Unlike most rubber-burning drag racers, speed was primarily a visual aesthetic for Roth, who could make your ride look like it was tearing ass even when it was just idling in the parking lot at Bob's Big Boy. When Roth's own tricked-out hot rod began to turn heads down on the strip with its colourful exterior and hand-painted lettering, the fledgling artist took on a few freelance assignments, adding flamed-out side panels and elegant pinstripes to give his friend's vehicles a personal flair. His personal passion ultimately became a national obsession when car culture reached a critical mass, and Roth's unorthodox, unpretentious designs suddenly made him an unlikely spokesman for budding grease monkeys across the country. He printed his monster drawings on undershirts for car club members—virtually inventing the silk-screened tee-shirt in the process—and lent his image to model kits, comic books and more. Eventually, Roth began to construct one-of-a-kind, way-out motorcars like the Beatnik Bandit, The Orbitron, and Rotar before the fickle public deemed his aggressively unsophisticated style a fad and moved on to the next big thing.
Mann's last pop culture doc, Grass, made frequent use of animated sequences that bridged between each " chapter" of the film and became a distraction of sorts. On the other hand, Tales of the Rat Fink, merges bold, attention-grabbing animation directly into the stylized narrative, creating a cohesive, relentlessly energetic and undeniably entertaining film. As the story unfolds, animator Mike Roberts sends bouncing cut-and-paste photographic elements careening into computer-rendered zipping pinstripes, and newsreel footage colliding with vintage hot rod B-movie cheese, giving the doc a crazed, speed-addled quality that fits in nicely with Roth's gonzo graphics. Likewise, the celebrity-voiced talking cars (including Jay Leno, Tom Wolfe, Matt Groening and Robert Williams) works better than anticipated, complementing the frenetic visuals of the film and using humor to keep the tone light and enjoyable.
For the most part, Mann concentrates on exploring Rat Fink's mantra of " It's okay to be weird," but in many ways Roth was about more than just celebrating individualism, he was championing a distinct, DIY aesthetic that sneered at the Detroit automobile designers. As Roth got hold of a revolutionary new material called fiberglass, he turned away from simply adorning pre-fabricated automobiles to build a new breed of vehicle from the ground up—a fundamental shift that put the tools of production into the hands of the craftsman, flat out rejecting the assembly-line culture that had dominated the country since the industrial revolution.
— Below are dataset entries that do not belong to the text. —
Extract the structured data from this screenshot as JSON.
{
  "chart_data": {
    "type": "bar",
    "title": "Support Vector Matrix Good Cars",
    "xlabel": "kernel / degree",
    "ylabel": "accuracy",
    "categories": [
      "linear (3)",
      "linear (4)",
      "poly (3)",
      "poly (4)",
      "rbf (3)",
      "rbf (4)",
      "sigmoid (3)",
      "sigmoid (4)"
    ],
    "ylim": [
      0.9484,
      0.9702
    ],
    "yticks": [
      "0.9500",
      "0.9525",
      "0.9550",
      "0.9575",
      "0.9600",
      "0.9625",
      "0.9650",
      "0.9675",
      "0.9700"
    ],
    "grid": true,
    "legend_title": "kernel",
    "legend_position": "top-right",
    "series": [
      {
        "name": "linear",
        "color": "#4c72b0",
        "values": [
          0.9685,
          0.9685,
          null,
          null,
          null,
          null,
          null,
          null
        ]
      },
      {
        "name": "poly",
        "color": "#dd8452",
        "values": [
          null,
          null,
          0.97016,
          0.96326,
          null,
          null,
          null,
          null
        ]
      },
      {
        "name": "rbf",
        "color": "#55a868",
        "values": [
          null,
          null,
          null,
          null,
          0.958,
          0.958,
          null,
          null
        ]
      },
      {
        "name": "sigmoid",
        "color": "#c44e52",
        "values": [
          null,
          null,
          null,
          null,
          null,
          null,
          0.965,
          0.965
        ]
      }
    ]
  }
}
It's this idea that is far more pertinent in Roth's self-mythology, and the primary reason that he is still relevant today—especially since the rise of cookie-cutter Pimp My Ride-style customizing.
Rather than a straight-up, objective documentary, Tales of the Rat Fink is really nothing more than a heartfelt tribute to Roth, but Mann's enthusiasm and reverence for his subject translates well on screen. While gearheads already familiar with Roth's wildly conceived illustrations and wide-ranging influence probably won't pick up anything they didn't already know, everyone will appreciate Mann's dynamic visual style and respectful treatment of a truly unique artist.